Showa University (Tokyo, Japan) launched an intensive self-care program based on mindfulness for 600 first-year healthcare professional students in 2015 (120 medicine, 110 dentistry, 210 pharmacist, 100 nursing, 60 PT and OT). The target achievements of this program were as follows:
- Understand the needs of self-care,
- Enhance self-awareness,
- Evaluate evidence of mindfulness for mental diseases,
- Practice formal/informal mindfulness-based activities.
This program consisted of a 90-minutes lecture, and consecutive reflective activities completing personal journals and portfolio follow the lectures. The students are required to plan how to make use of what they learned in this course. The students were asked to complete a questionnaire after the course.

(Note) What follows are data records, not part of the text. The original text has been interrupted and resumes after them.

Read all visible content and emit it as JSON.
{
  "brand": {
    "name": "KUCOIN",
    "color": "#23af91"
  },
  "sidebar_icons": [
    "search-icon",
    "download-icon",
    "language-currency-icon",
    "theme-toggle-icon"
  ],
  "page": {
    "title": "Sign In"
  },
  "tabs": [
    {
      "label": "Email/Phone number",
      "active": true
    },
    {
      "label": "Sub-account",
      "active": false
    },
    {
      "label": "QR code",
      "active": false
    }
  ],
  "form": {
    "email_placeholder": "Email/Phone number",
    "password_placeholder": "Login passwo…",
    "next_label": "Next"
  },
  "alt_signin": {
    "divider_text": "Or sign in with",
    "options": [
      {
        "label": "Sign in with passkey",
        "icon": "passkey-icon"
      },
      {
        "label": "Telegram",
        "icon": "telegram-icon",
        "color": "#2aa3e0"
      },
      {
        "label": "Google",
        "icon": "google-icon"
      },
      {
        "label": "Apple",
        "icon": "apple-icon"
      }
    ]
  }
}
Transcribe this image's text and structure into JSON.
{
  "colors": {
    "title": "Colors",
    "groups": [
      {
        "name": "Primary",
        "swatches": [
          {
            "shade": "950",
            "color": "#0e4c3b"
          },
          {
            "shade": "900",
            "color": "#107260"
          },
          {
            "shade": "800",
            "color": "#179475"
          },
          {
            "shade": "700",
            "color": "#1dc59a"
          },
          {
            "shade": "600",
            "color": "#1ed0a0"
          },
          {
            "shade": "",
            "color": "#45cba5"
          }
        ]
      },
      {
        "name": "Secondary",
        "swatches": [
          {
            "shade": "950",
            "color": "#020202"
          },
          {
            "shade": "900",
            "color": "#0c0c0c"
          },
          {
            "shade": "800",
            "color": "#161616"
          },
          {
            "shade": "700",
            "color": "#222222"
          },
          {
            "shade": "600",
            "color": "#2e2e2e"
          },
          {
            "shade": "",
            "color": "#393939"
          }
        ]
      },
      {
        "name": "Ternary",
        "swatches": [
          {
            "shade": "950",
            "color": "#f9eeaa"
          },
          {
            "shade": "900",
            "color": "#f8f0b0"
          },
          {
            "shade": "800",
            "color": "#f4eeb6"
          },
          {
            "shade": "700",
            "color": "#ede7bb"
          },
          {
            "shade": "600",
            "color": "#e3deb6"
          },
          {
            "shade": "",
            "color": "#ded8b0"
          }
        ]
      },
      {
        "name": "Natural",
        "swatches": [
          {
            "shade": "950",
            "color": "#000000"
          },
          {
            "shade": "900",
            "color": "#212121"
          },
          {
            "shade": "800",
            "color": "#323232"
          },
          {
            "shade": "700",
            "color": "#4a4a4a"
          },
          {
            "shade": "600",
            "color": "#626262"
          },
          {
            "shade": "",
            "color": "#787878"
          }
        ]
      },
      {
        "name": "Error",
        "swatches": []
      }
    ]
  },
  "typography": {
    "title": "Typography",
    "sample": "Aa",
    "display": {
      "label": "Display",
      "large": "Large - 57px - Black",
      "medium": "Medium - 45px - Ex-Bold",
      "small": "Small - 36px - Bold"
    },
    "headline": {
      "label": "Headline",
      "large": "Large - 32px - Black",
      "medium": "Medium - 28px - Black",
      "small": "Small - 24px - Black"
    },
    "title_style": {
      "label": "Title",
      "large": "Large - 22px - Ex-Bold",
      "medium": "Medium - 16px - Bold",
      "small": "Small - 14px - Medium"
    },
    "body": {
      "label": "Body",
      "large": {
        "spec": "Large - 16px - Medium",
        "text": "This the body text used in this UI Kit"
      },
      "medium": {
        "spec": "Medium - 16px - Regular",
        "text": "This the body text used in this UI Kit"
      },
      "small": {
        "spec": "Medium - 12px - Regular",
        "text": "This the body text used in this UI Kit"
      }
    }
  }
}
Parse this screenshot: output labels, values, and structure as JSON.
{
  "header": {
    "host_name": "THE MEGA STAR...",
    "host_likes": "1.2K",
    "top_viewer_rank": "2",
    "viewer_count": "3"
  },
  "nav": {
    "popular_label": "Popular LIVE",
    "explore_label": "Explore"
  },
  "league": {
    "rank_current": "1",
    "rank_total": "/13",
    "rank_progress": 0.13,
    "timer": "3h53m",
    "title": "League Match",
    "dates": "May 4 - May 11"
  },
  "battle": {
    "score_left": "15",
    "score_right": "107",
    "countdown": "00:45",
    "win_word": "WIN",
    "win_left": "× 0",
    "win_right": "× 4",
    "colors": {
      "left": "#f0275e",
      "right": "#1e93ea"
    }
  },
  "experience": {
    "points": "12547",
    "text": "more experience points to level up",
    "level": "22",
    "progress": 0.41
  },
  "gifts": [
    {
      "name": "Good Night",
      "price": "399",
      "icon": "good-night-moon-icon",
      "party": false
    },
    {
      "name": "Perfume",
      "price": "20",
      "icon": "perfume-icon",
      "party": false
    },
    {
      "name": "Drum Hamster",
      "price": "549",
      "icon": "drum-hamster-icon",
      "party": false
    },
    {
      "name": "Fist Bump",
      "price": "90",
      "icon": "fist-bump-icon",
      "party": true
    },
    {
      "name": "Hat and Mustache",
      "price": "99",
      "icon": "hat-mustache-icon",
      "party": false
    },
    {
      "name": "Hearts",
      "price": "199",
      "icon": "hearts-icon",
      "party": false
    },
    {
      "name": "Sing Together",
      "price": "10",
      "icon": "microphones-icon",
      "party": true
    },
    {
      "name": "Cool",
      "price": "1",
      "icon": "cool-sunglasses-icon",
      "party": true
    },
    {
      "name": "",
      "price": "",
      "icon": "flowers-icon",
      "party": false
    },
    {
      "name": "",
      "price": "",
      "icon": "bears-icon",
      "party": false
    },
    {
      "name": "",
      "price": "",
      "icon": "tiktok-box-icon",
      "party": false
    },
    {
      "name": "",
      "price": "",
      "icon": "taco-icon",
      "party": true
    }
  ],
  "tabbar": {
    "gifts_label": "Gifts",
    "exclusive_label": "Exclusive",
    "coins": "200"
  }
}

The questionnaire indicated that 98% of the students were satisfied with the course materials. In particular, some participants stated that regular mindfulness-based practices such as meditation, breathing method, and even informal mindfulness activities in daily life reduced test anxiety, mood- dependent behavior, and absence of flexibility. Descriptions from the e-portfolio showed that the participants understood the importance of body-mind relationship and evitable stressors around them.
Teaching mindfulness could encourage healthcare students to understand the necessity of self-care at early stages of their professional training. The results would help to develop our next stage of this self-care program based on mindfulness, 12 weekly 1.5-hours session.